In realtà il presidente Museveni aveva rimandato per qualche mese la ratifica dell’attuale legge, dopo l’approvazione da parte del parlamento nel dicembre del 2013, proprio temendo la sospensione di finanziamenti indispensabili al funzionamento dell’apparato statale ugandese. Alla fine però ha prevalso, come in Nigeria, la pressione di un’opinione pubblica quasi interamente contraria all’omosessualità: una ricerca svolta nel 2013 dal Pew Research Center ha rivelato che il 96% degli ugandesi la considera inaccettabile, in Nigeria la percentuale sale al 98%. Né si tratta di casi isolati. Al contrario, l’eccezione è costituita caso mai dal Sudafrica, unico stato africano ad ammettere il matrimonio tra persone dello stesso sesso: e peraltro con il 61% della popolazione ostile all’omosessualità, stando al Pew Research Center.

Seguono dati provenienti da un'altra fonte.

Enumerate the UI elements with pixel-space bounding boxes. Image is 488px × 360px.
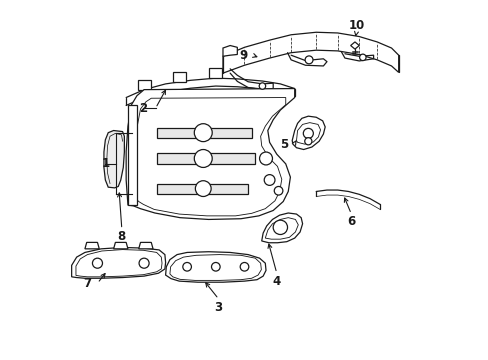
Polygon shape [135,98,285,216]
Text: 8: 8 [118,230,126,243]
Text: 1: 1 [101,157,109,170]
Polygon shape [223,45,237,56]
Circle shape [359,54,366,60]
Polygon shape [156,128,251,138]
Circle shape [211,262,220,271]
Circle shape [304,138,311,145]
Circle shape [139,258,149,268]
Text: 3: 3 [214,301,223,314]
Polygon shape [85,242,99,249]
Circle shape [194,149,212,167]
Polygon shape [72,247,165,278]
Polygon shape [265,218,298,239]
Text: 9: 9 [239,49,247,62]
Polygon shape [173,72,186,82]
Polygon shape [128,105,137,205]
Circle shape [194,124,212,141]
Circle shape [264,175,274,185]
Text: 2: 2 [139,102,147,115]
Polygon shape [139,242,153,249]
Polygon shape [76,249,162,277]
Text: 6: 6 [346,215,355,228]
Polygon shape [156,153,255,164]
Polygon shape [156,184,247,194]
Circle shape [259,152,272,165]
Circle shape [259,83,265,89]
Circle shape [240,262,248,271]
Polygon shape [209,68,222,78]
Polygon shape [137,80,150,90]
Circle shape [303,129,313,138]
Circle shape [195,181,211,197]
Polygon shape [104,131,124,188]
Polygon shape [126,89,294,220]
Polygon shape [261,213,302,243]
Polygon shape [292,116,325,149]
Text: 10: 10 [347,19,364,32]
Circle shape [183,262,191,271]
Text: 4: 4 [272,275,280,288]
Text: 7: 7 [83,277,91,290]
Circle shape [273,220,287,234]
Circle shape [305,56,312,64]
Circle shape [274,186,282,195]
Circle shape [92,258,102,268]
Polygon shape [296,123,320,144]
Polygon shape [350,42,359,49]
Polygon shape [169,255,261,280]
Polygon shape [223,32,398,73]
Text: 5: 5 [280,138,288,150]
Polygon shape [165,252,265,282]
Polygon shape [113,242,128,249]
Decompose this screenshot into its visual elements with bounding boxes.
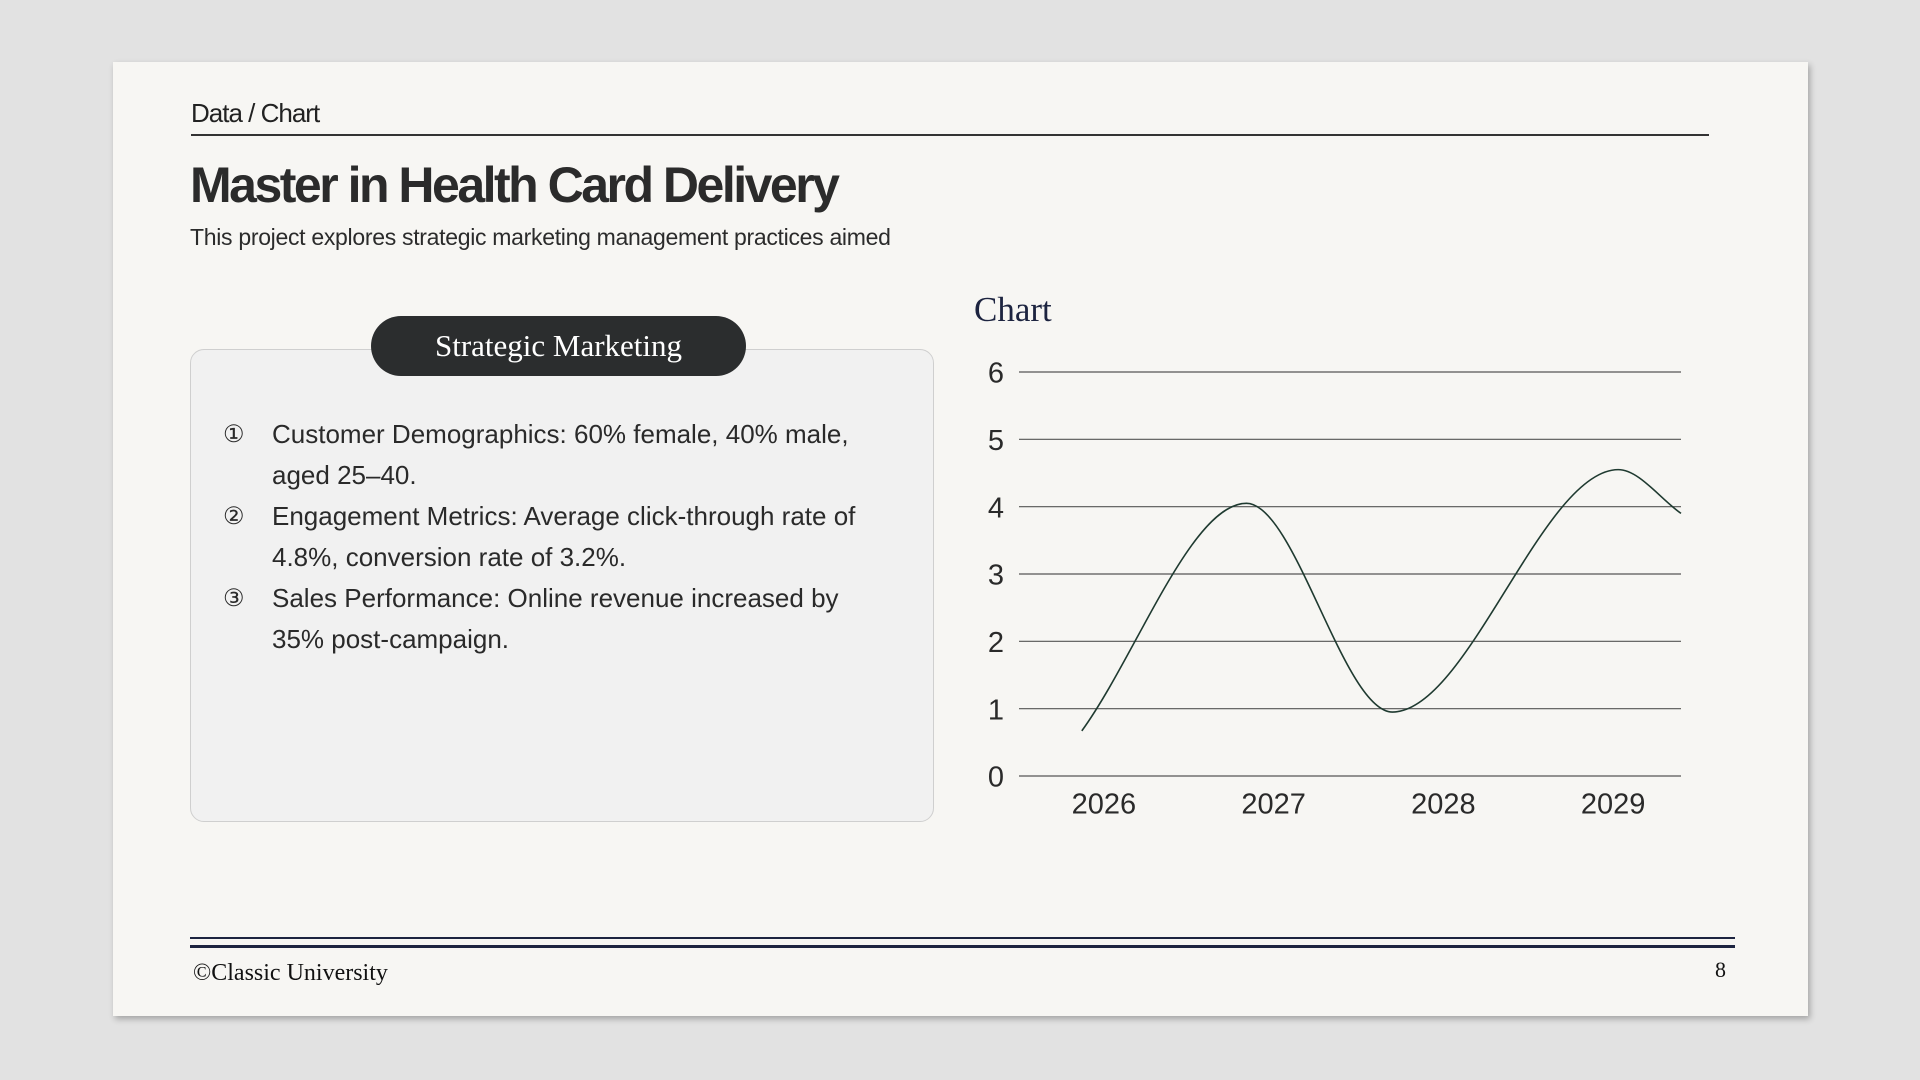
y-tick-label: 2: [988, 627, 1004, 659]
item-marker: ③: [223, 585, 245, 612]
item-text: Customer Demographics: 60% female, 40% m…: [272, 419, 849, 490]
x-tick-label: 2028: [1411, 789, 1476, 821]
item-text: Engagement Metrics: Average click-throug…: [272, 501, 856, 572]
line: [1081, 468, 1682, 732]
copyright: ©Classic University: [193, 960, 388, 986]
footer-rule: [190, 945, 1735, 948]
list-item: ① Customer Demographics: 60% female, 40% …: [223, 414, 863, 496]
panel-title: Strategic Marketing: [371, 316, 746, 376]
chart-title: Chart: [974, 290, 1052, 329]
x-tick-label: 2026: [1072, 789, 1137, 821]
footer-rule: [190, 937, 1735, 939]
y-tick-label: 6: [988, 358, 1004, 390]
x-tick-label: 2027: [1241, 789, 1306, 821]
item-text: Sales Performance: Online revenue increa…: [272, 583, 839, 654]
y-tick-label: 5: [988, 425, 1004, 457]
y-tick-label: 0: [988, 762, 1004, 794]
y-tick-label: 3: [988, 560, 1004, 592]
item-marker: ②: [223, 503, 245, 530]
item-marker: ①: [223, 421, 245, 448]
slide: Data / Chart Master in Health Card Deliv…: [113, 62, 1808, 1016]
breadcrumb: Data / Chart: [191, 98, 320, 128]
list-item: ② Engagement Metrics: Average click-throu…: [223, 496, 863, 578]
chart: 0 1 2 3 4 5 6 2026 2027 2028 2029: [988, 358, 1682, 821]
subtitle: This project explores strategic marketin…: [190, 224, 891, 250]
slide-title: Master in Health Card Delivery: [190, 157, 840, 213]
page-number: 8: [1715, 957, 1726, 982]
list-item: ③ Sales Performance: Online revenue incre…: [223, 578, 863, 660]
header-rule: [191, 134, 1709, 136]
y-tick-label: 1: [988, 694, 1004, 726]
y-tick-label: 4: [988, 492, 1004, 524]
x-tick-label: 2029: [1581, 789, 1646, 821]
item-list: ① Customer Demographics: 60% female, 40% …: [223, 414, 863, 660]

Come l’Uganda, altri 37 stati africani proibiscono l’omosessualità e la puniscono. 

Nessun paese africano, nessun organismo regionale del continente, neanche l’Unione Africana hanno interferito con la decisione dell’Uganda né è prevedibile che lo facciano: forse domandandosi come mai dei paesi che, in nome del relativismo culturale e del rispetto delle altrui tradizioni, ignorano, tollerano e persino giustificano, in Uganda e altrove, istituzioni che costituiscono violazioni gravissime dei diritti umani – quali il matrimonio infantile, le mutilazioni genitali femminili, la schiavitù… – improvvisamente si mobilitino, e con così tanta determinazione, contro leggi agli occhi della maggior parte degli africani necessarie e buone.